Published on: 2023-07-13
yen bulls in dismay
The yen climbs its strongest in a month though predictions that the currency was poised for a 10% rally as Japan reassessed its ultra-dovish monetary policy have yet to pan out.
Yen bulls finally see some sighs that the tide of depreciation is turned back. Some investors increasingly pin their hopes on the start of a global recession which would likely underpin the haven currency.
They were caught on the wrong foot despite several reasons to stay long. Japanese companies started to raise wages; other central banks were expected to cut rates on slowing growth.
Instead, the yen slipped back towards the levels that had prompted intervention in October, while the Fed has continued raising interest rates to try to control inflation.
However, the yen was up around 3% this month, one of the best performers among its G10 peers It strengthened past the key psychological 140 level on Wednesday in a five-day winning streak.
Dollar-yen risk reversals over the next six and 12 months have stayed within negative territory since November, indicating that options traders are also expecting the pair to drop.
Dollar staggers
Hedge funds have swung to an overall bearish dollar bet for the first time since March on a wager the Federal Reserve is finally approaching the end of its interest-rate hiking cycle.
Leveraged investors flipped to a net short position on the dollar of 20,091 contracts in the week through July 7, according to data from the CFTC. They were long by a net 5,196 contracts a week earlier.
U.S. consumer prices index increased 3% in June from a year ago, the lowest level since March 2021, boosting the confidence of dollar bears betting the central bank will start easing policy sooner rather than later.
The Bloomberg Dollar Spot Index slumped to a 15-month low after the report, with the gauge now down over 11% from a September peak.
The yen is seen as a prime beneficiary with bulls seeing catalysts from fears of a U.S. recession to narrowing yield differentials to speculation the BOJ may tweak its ultra-loose policy in the coming months.

Wall Street remain unconvinced
UBS Global Wealth Management sees timing a U.S. recession as now key to the yen’s performance.
While the Swiss money manager has trimmed its forecast, Dominic Schnider — head of global foreign exchange and commodities — remains bullish, expecting the Japanese currency will finish 2023 more than 9% stronger at 128 per dollar.
‘Having long-yen exposure also acts as a risk-off hedge in a portfolio context should renewed financial market stress emerge,’ he said, pointing to a March bounce in the yen as a handful of U.S. regional banks crashed.

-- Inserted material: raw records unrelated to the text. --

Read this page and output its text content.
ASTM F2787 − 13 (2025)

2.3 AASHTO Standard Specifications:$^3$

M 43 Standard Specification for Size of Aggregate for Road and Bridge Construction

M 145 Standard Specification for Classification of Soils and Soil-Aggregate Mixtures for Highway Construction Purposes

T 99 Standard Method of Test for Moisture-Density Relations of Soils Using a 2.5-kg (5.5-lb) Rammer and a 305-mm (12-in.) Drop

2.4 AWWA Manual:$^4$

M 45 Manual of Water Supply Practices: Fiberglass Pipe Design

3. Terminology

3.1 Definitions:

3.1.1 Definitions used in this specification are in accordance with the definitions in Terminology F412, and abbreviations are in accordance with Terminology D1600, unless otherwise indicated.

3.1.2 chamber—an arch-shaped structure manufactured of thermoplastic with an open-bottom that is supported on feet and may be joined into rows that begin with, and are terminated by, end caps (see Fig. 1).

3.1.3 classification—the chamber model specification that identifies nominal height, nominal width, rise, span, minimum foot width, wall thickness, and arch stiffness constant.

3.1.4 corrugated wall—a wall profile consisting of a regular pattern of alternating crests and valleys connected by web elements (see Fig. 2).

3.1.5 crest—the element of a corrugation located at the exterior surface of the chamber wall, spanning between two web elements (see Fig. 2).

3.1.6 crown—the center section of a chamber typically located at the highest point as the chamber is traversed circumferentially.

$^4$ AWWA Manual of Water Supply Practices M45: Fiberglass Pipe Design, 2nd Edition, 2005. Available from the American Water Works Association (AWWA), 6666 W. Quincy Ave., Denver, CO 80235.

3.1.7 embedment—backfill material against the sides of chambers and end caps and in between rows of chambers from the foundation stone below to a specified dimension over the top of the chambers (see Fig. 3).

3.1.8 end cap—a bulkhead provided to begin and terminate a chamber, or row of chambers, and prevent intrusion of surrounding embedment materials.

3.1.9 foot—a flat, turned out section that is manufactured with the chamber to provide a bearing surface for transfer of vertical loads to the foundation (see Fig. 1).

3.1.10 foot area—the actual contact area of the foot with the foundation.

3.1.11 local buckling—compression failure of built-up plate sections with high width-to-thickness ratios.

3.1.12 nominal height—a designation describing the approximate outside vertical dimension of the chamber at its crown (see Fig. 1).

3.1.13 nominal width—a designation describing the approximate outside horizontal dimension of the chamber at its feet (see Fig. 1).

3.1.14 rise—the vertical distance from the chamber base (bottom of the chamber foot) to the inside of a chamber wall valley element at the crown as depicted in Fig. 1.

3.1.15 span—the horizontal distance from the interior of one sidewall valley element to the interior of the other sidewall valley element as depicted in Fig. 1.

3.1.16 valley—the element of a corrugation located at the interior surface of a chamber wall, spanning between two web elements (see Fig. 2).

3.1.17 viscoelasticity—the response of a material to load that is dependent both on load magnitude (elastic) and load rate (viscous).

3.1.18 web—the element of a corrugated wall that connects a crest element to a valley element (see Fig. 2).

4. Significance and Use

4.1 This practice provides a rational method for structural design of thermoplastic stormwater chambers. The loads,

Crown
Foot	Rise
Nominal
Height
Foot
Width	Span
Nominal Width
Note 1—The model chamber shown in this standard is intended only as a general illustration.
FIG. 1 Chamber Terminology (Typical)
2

Capital Economics has also stood by a call for yen strength, with a year-end target of 130. The firm expects safe assets to regain lost ground in the second half as developed economies tip into recession and the appetite for risk sours.
Still, asset managers added to their bets against the yen last week, boosting such wagers to the highest this year, and leveraged funds also increased their short positions.
Among those who are sceptical of the yen’s rally, JPMorgan revised its dollar-yen target by year-end to 152 from 142, implying a 7.5% depreciation.
Economists surveyed by Bloomberg forecast dollar-yen at 135 in six months, while the forwards market points to a more moderate path of appreciation.